Говорили, что положено сделать вскрытие, но Джим отказался, сославшись на то, что медицинское
заключение о смерти уже есть. Сейчас он пытается избежать отпевания в церкви. Нельзя отпевать Душу
живого человека, неправильно это, я с ним полностью согласен!
– Неужели Джим забыл, что я крещен под другим именем? Я же рассказывал когда-то. Мама при
крещении дала мне имя своего отца, поэтому перед Богом я Стефан. Так что передай Джиму, пусть меня
отпевают сколько угодно, – успокоил Тома.
– Отличная новость, – обрадовался он. – Ладно, долго разговаривать не будем, чтоб звонок не
отследили. По возможности свяжемся. Пока!
Через два дня в новостях я увидел короткий сюжет о моих похоронах.
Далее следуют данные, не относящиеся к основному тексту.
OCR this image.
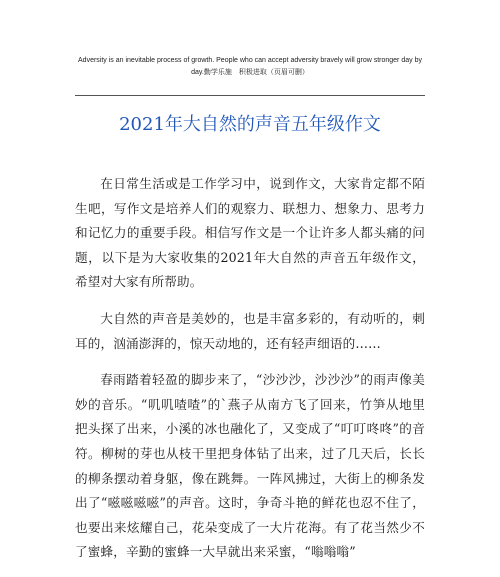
Adversity is an inevitable process of growth. People who can accept adversity bravely will grow stronger day by
day.勤学乐施　积极进取（页眉可删）
2021年大自然的声音五年级作文

在日常生活或是工作学习中，说到作文，大家肯定都不陌生吧，写作文是培养人们的观察力、联想力、想象力、思考力和记忆力的重要手段。相信写作文是一个让许多人都头痛的问题，以下是为大家收集的2021年大自然的声音五年级作文，希望对大家有所帮助。

大自然的声音是美妙的，也是丰富多彩的，有动听的，刺耳的，汹涌澎湃的，惊天动地的，还有轻声细语的……

春雨踏着轻盈的脚步来了，“沙沙沙，沙沙沙”的雨声像美妙的音乐。“叽叽喳喳”的`燕子从南方飞了回来，竹笋从地里把头探了出来，小溪的冰也融化了，又变成了“叮叮咚咚”的音符。柳树的芽也从枝干里把身体钻了出来，过了几天后，长长的柳条摆动着身躯，像在跳舞。一阵风拂过，大街上的柳条发出了“嗞嗞嗞嗞”的声音。这时，争奇斗艳的鲜花也忍不住了，也要出来炫耀自己，花朵变成了一大片花海。有了花当然少不了蜜蜂，辛勤的蜜蜂一大早就出来采蜜，“嗡嗡嗡”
Зрелище тягостное и неловкое.
Казалось, что все присутствующие на погребении чувствуют фальшь происходящего спектакля.
Гроб с донором был закрыт крышкой. А во втором с алебастрово-белым цветом лица возлежал «я».
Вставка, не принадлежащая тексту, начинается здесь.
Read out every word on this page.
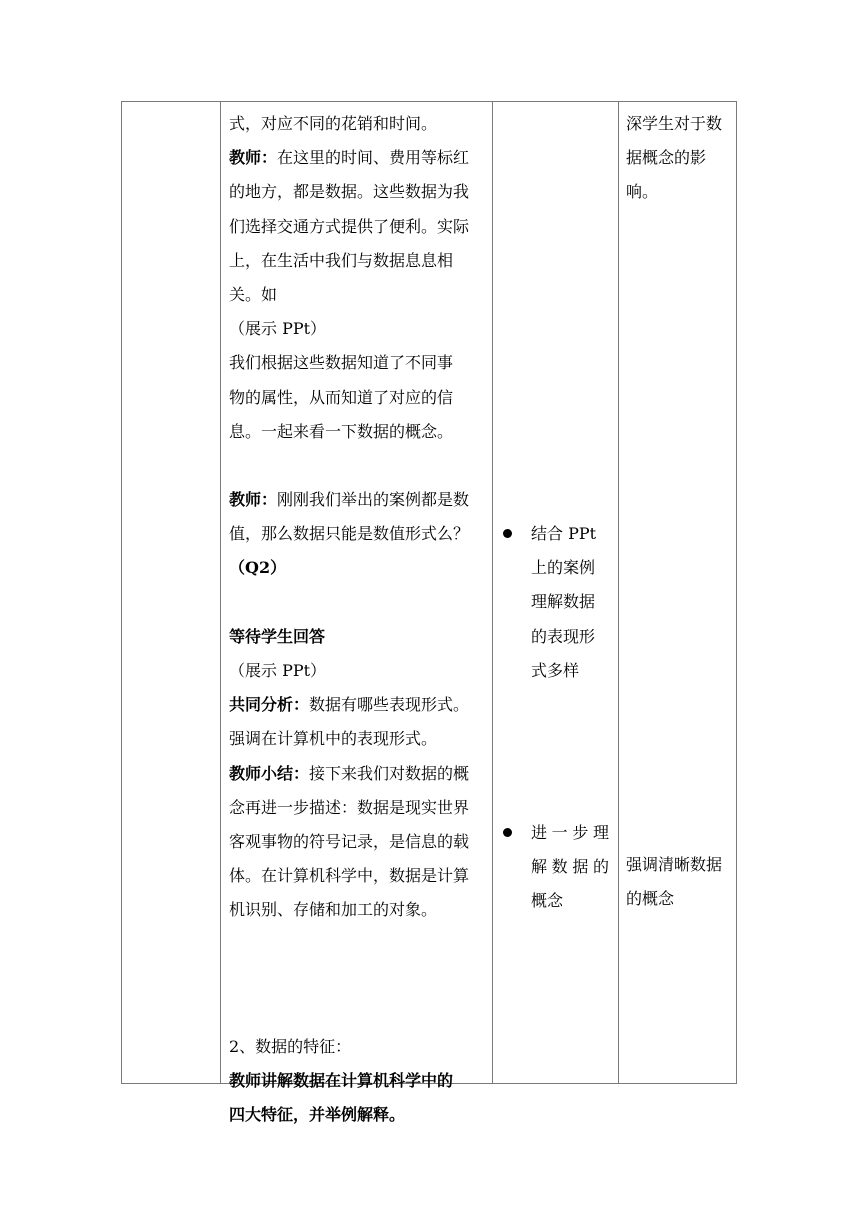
式，对应不同的花销和时间。
教师：在这里的时间、费用等标红
的地方，都是数据。这些数据为我
们选择交通方式提供了便利。实际
上，在生活中我们与数据息息相
关。如
（展示 PPt）
我们根据这些数据知道了不同事
物的属性，从而知道了对应的信
息。一起来看一下数据的概念。
教师：刚刚我们举出的案例都是数
值，那么数据只能是数值形式么？
（Q2）
等待学生回答
（展示 PPt）
共同分析：数据有哪些表现形式。
强调在计算机中的表现形式。
教师小结：接下来我们对数据的概
念再进一步描述：数据是现实世界
客观事物的符号记录，是信息的载
体。在计算机科学中，数据是计算
机识别、存储和加工的对象。
2、数据的特征：
教师讲解数据在计算机科学中的
四大特征，并举例解释。
结合 PPt
上的案例
理解数据
的表现形
式多样
进一步理
解数据的
概念
深学生对于数
据概念的影
响。
强调清晰数据
的概念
Думаю, это были самые странные похороны в истории человечества. Меня хоронили как бы по частям, сразу
в двух гробах. И ни в одном из них меня, на самом деле, не было!
Джесика, как всегда, блистала! Черное облегающее шелковое платье с огромным декольте и
серебристой пряжкой, усыпанной драгоценными камнями. Широкополая черная шляпа с вуалью. Пряча
глаза за солнцезащитными очками и без конца теребя в руках серебристый клатч, она говорила о том, как ей
будет не хватать отца. Очки и шляпа закрывали половину лица, торчал лишь маленький изящный носик и
узкий лисий подбородок с ярко-алыми пухлыми губками.
Патрик, Даниэла и Натали сидели с красными глазами и выражением искренней скорби на лицах.
Сердце защемило от чувства вины и неловкости перед этими родными для меня людьми. Присутствовали
здесь и Смит с Абелем. Как же без них! Каждый говорил банальные хвалебные слова в мой адрес. Думаю,
их скорбь из-за неудачной операции тоже была в высшей мере искренней. На мгновение камера выхватила
красивую блондинку. Это была журналистка Кэрол Новак, в черной блузке с высоким оборчатым
воротником и черной юбке-карандаш. Было странно и любопытно наблюдать за своими похоронами со
стороны, единственное, о чем я сейчас переживал, чтобы Анжелика узнала об этом как можно позже.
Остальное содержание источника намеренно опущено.